Grassley and Sen. Olympia Snowe, a moderate Republican from Maine, were frequently called and invited to the White House in an attempt to gain their support. Obama writes that he told his team to tell Snowe that “she can write the whole damn bill! We’ll call it the Snowe plan. Tell her if she votes for the bill she can have the White House — Michelle and I will move to an apartment!” But Snowe ultimately voted against it. The ACA was passed on Christmas Eve 2009 with a two-thirds majority, although all of the “aye” votes were Democrats.
And Obama’s fears about the longevity of his plan have been founded. The Trump administration filed a brief earlier this year asking the Supreme Court to overturn the ACA, which will be decided by a Supreme Court that will have a 6-3 conservative majority.
He wanted to smack Republican Rep. Joe Wilson for that “You lie!” interruption. While President Obama was addressing Congress during a nationally televised health care address in September 2009, Rep. Wilson infamously shouted “You lie!” as Obama attempted to debunk the claim that his health care plan would insure undocumented immigrants.
Obama reveals that he responded by saying “not true” and continuing with his speech – but it took willpower not to do more. “I was tempted to exit my perch, make my way down the aisle, and smack the guy in the head,” Obama writes. And while he notes that politicians on both sides of the aisle condemned the heckling, and Wilson later apologized for the breach in decorum, donations to Wilson’s reelection campaign spiked afterward. “Apparently, for many Republican voters out there, he was a hero, speaking truth to power,” Obama writes. “They had demonized me and, in doing so, had delivered a message to all Republican office-holders: when it came to opposing my Administration, the old rules no longer applied.”

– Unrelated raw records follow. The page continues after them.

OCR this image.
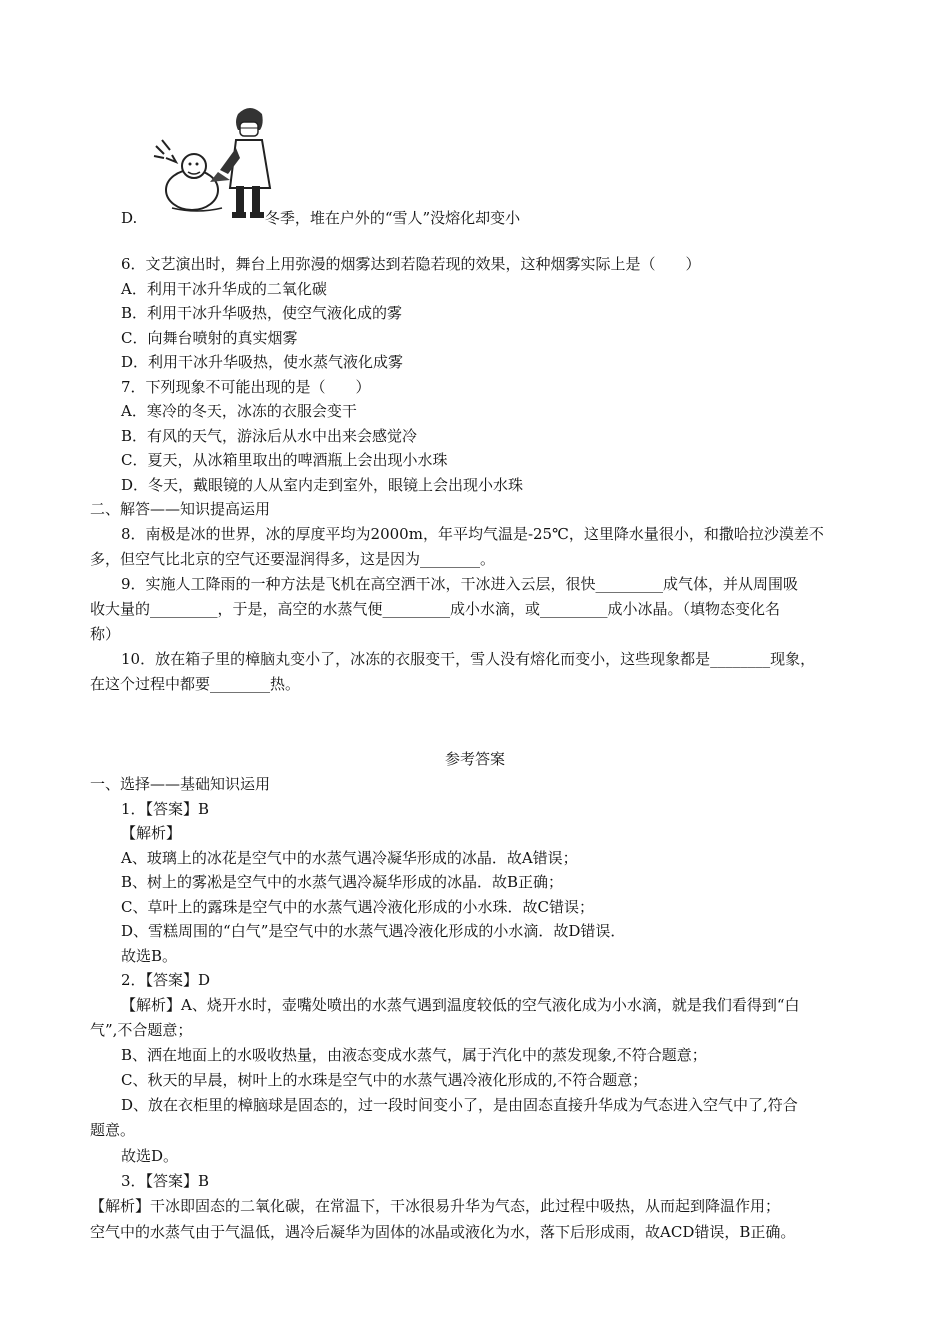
D.	冬季，堆在户外的“雪人”没熔化却变小
6．文艺演出时，舞台上用弥漫的烟雾达到若隐若现的效果，这种烟雾实际上是（　　）
A．利用干冰升华成的二氧化碳
B．利用干冰升华吸热，使空气液化成的雾
C．向舞台喷射的真实烟雾
D．利用干冰升华吸热，使水蒸气液化成雾
7．下列现象不可能出现的是（　　）
A．寒冷的冬天，冰冻的衣服会变干
B．有风的天气，游泳后从水中出来会感觉冷
C．夏天，从冰箱里取出的啤酒瓶上会出现小水珠
D．冬天，戴眼镜的人从室内走到室外，眼镜上会出现小水珠
二、解答——知识提高运用
8．南极是冰的世界，冰的厚度平均为2000m，年平均气温是-25℃，这里降水量很小，和撒哈拉沙漠差不
多，但空气比北京的空气还要湿润得多，这是因为________。
9．实施人工降雨的一种方法是飞机在高空洒干冰，干冰进入云层，很快_________成气体，并从周围吸
收大量的_________，于是，高空的水蒸气便_________成小水滴，或_________成小冰晶。（填物态变化名
称）
10．放在箱子里的樟脑丸变小了，冰冻的衣服变干，雪人没有熔化而变小，这些现象都是________现象，
在这个过程中都要________热。
参考答案
一、选择——基础知识运用
1．【答案】B
【解析】
A、玻璃上的冰花是空气中的水蒸气遇冷凝华形成的冰晶．故A错误；
B、树上的雾凇是空气中的水蒸气遇冷凝华形成的冰晶．故B正确；
C、草叶上的露珠是空气中的水蒸气遇冷液化形成的小水珠．故C错误；
D、雪糕周围的“白气”是空气中的水蒸气遇冷液化形成的小水滴．故D错误．
故选B。
2．【答案】D
【解析】A、烧开水时，壶嘴处喷出的水蒸气遇到温度较低的空气液化成为小水滴，就是我们看得到“白
气”,不合题意；
B、洒在地面上的水吸收热量，由液态变成水蒸气，属于汽化中的蒸发现象,不符合题意；
C、秋天的早晨，树叶上的水珠是空气中的水蒸气遇冷液化形成的,不符合题意；
D、放在衣柜里的樟脑球是固态的，过一段时间变小了，是由固态直接升华成为气态进入空气中了,符合
题意。
故选D。
3．【答案】B
【解析】干冰即固态的二氧化碳，在常温下，干冰很易升华为气态，此过程中吸热，从而起到降温作用；
空气中的水蒸气由于气温低，遇冷后凝华为固体的冰晶或液化为水，落下后形成雨，故ACD错误，B正确。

Obama had “grudging respect” for the Tea Party. Although he describes the Tea Party, which rose into prominence the summer of 2009, as “an organized effort to marry people’s honest fears about a changing America with a right-wing political agenda,” he also recognized the movement’s appeal for working- and middle-class white Americans who had suffered from sluggish wages, rising costs and the loss of steady blue collar work for decades. “For those already predisposed toward conservative ideas, the notion that my policies were designed to help others at their expense — that the game was rigged and I was part of the rigging — must have seemed entirely plausible,” he writes.
What’s more, he saw the parallels between the populist Tea Party movement and his own political campaign. “I also had a grudging respect for how rapidly Tea Party leaders had mobilized a strong following and managed to dominate the news coverage, using some of the same social-media and grassroots-organizing strategies we had deployed during my own campaign,” he writes. “I’d spent my entire political career promoting civic participation as a cure for much of what ailed our democracy. I could hardly complain, I told myself, just because it was opposition to my agenda that was now spurring such passionate citizen involvement.”
The former president’s memoir “A Promised Land,” which is being published by The Crown Publishing Group, is the first of two volumes that Obama is writing about his time in the Oval Office. The first book focuses on his early political career through mid-2011.